Si la estrategia de López Obrador contra la violencia ha funcionado tan bien, ¿por qué ahora tenemos ataques terroristas? Si en sus conferencias mañaneras nos dice que está logrando acotar al crimen organizado, ¿por qué ahora se dan el lujo de disparar contra la población civil? Si cada que se le cuestiona sobre los resultados en materia de seguridad, contesta con que el balance es positivo, la incidencia delictiva está a la baja, ya no hay masacres ni violaciones a los derechos humanos, ¿por qué le urge volver a la Guardia Nacional parte del Ejército, por qué propone que los militares se queden en las calles incluso después de que termine su sexenio?
El lunes de la semana pasada, el presidente amagó con emitir un decreto por el que la Guardia Nacional pasaría oficialmente a manos de la Secretaría de la Defensa Nacional. Esta propuesta —evidentemente inconstitucional— fue acompañada por el anuncio de una iniciativa de reforma que pretende eliminar el carácter civil de esta corporación para incorporarla legalmente a la estructura del Ejército mexicano, dizque para evitar la corrupción y uso político de esta institución.
Todo eso contradice flagrantemente el discurso triunfalista de que la estrategia contra la violencia funciona muy bien. Si realmente funcionara, López Obrador estaría planteando lo contrario: regresar gradualmente a los soldados a sus cuarteles y sustituirlos por una policía (Guardia Nacional) bien preparada.
Solito se exhibe. Y no le importa violar una de sus más repetidas promesas de campaña, con la que fustigó lo mismo a Felipe Calderón que a Enrique Peña Nieto : el Ejército no debe hacer tareas de policía, no debe la calle estar llena de militares.
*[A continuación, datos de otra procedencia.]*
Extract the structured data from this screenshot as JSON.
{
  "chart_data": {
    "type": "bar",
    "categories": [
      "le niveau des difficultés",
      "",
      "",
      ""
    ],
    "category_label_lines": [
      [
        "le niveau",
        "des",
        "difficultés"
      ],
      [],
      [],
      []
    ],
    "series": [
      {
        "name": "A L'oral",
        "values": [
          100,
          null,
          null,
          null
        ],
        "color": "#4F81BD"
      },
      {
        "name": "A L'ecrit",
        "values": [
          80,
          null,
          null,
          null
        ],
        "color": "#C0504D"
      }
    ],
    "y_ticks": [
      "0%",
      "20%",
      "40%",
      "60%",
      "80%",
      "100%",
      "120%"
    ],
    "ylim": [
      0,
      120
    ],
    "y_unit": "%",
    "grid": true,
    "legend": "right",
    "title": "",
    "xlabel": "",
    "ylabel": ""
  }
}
Es evidente que la iniciativa de reforma del presidente va a fracasar. Él sabe que no cuenta con los votos suficientes en el Legislativo. ¿Por qué lo hace? Porque no le importa perder el país con tal de ganar la campaña. Puede perder la votación en el Congreso, pero va a ganar el slogan:
Sucedió ya con la reforma energética. AMLO sabía que no se aprobaría, pero aun así la envió al Congreso para poder tachar a sus rivales de vendepatrias. Sucederá lo mismo con la militarización de la seguridad pública: el presidente sabe que el Ejército es la institución más popular, que en los lugares más azotados por el crimen la ciudadanía ruega porque no se vayan los militares. De eso se está colgando. Ya sus voceros están difundiendo la frase: ¿entonces lo que quieren los opositores es que los militares dejen de cuidar a la gente? Nunca nadie ha propuesto eso. La alternativa —en su momento enarbolada por AMLO— ha sido retirar gradualmente a los militares y suplirlos con una nueva policía preparada. Lo sabe, pero no le importa mentir. Es campaña.
Los hechos de violencia —que califican como terrorismo— de los últimos días, le cayeron “como anillo al dedo” al intento presidencial de hipermilitarizar la vida pública.
Es una jugada de alto riesgo para la estabilidad democrática del país porque cambia la balanza en la relación que la siguiente administración federal tendrá con las fuerzas armadas: llegará con un Ejército que ocupa áreas estratégicas del Estado mexicano y que cuenta con carretadas de dinero administradas de forma discrecional; por tanto, el próximo gobierno estará obligado a negociar con las fuerzas armadas, no a dirigirlas.